Views of Sandusky Library Before 1920

The Sandusky Library has offered library services to residents of Sandusky and Erie County since the nineteenth century; after years of temporary library sites, the original library building (pictured above) opened on July 3, 1901. The exterior of the building was constructed from Sandusky blue limestone. The architects were Albert D’Oench and Joseph W. Yost, who designed the library in the Second Romanesque Revival style. The towers on either side of the Adams Street entrance give the Sandusky Library an appearance that is not unlike a castle. In the first quarter of the twentieth century, the eastern portion of the library consisted of a reference room and two reading rooms. The western portion of the library served as Carnegie Hall, where concerts, lectures, and special events were held. Below is a picture of the children’s reading room in 1917. This area is now used as the Baby Garden.

The adult reading room was in the center of the eastern wing of the original Sandusky Library. If you look closely, you can see that a stained glass window served as a skylight at that time. The two doors under the skylight led to the stacks which held thousands of books. The floor was made of thick glass, to allow for light to be let in to the lower level of the library.

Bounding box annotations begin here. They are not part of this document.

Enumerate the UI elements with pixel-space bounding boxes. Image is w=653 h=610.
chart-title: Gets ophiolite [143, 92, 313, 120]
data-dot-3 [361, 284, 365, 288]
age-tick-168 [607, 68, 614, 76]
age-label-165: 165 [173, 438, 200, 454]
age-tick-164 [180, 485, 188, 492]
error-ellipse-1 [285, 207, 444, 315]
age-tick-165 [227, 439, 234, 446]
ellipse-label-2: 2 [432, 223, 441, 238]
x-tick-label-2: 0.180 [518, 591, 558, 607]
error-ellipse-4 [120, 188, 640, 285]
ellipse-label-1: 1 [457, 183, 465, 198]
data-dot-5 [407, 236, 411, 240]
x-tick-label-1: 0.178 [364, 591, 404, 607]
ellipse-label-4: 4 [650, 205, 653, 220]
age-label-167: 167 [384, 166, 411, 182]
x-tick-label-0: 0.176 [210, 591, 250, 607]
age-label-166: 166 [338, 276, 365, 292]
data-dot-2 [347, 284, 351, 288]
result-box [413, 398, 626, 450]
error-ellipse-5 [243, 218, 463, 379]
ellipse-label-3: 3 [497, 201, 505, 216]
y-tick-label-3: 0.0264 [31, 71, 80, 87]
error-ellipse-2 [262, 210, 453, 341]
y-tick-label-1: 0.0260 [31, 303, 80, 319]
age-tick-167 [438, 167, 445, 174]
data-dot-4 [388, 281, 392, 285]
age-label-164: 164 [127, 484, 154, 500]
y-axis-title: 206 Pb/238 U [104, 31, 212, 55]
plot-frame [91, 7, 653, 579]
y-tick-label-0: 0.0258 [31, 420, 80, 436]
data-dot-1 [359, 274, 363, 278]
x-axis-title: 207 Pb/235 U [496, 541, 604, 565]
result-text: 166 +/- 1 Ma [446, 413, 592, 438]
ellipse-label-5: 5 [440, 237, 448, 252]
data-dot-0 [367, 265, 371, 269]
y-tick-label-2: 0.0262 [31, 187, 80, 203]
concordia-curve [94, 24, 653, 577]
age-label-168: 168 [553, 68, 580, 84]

The former adult reading room is now a part of the Children’s Services area of the Sandusky Library. The original pillars can still be seen in the library today.

Many other architectural elements of the 1901 library building remain in today’s Sandusky Library, including the lovely wooden doors leading to the Adams Street entrance, and several stained glass windows in the lobby. The art glass, in hues of green and gold, was designed by Jessie May Livermore.

See the website of the Sandusky Library for more information about the history of the library. In 2004, the Sandusky Library celebrated the completion of a large renovation and addition project which incorporated the former Erie County jail with the Sandusky Library, thus uniting two historical buildings in Sandusky into one library which remains a vital part of the community today.


Anonymous said...

What ever happened to the glass floor? Such a unique and loved feature should have been kept in the renovation, or at least repurposed as a low wall or something to show the history and what we all rememeber. I was at the library recently after living away for many years and was so sad there was no sign of it. Not a single glass brick, anywhere. I was telling my grandchildren about it and they couldn't even visualize a glass floor.

Anonymous said...

There are several pieces of the glass floor all around the Sandusky Library. Many have names on them, in honor of donors.

Unknown said...

these were also cut down and sold as a numbered, limited collectible for a period of time.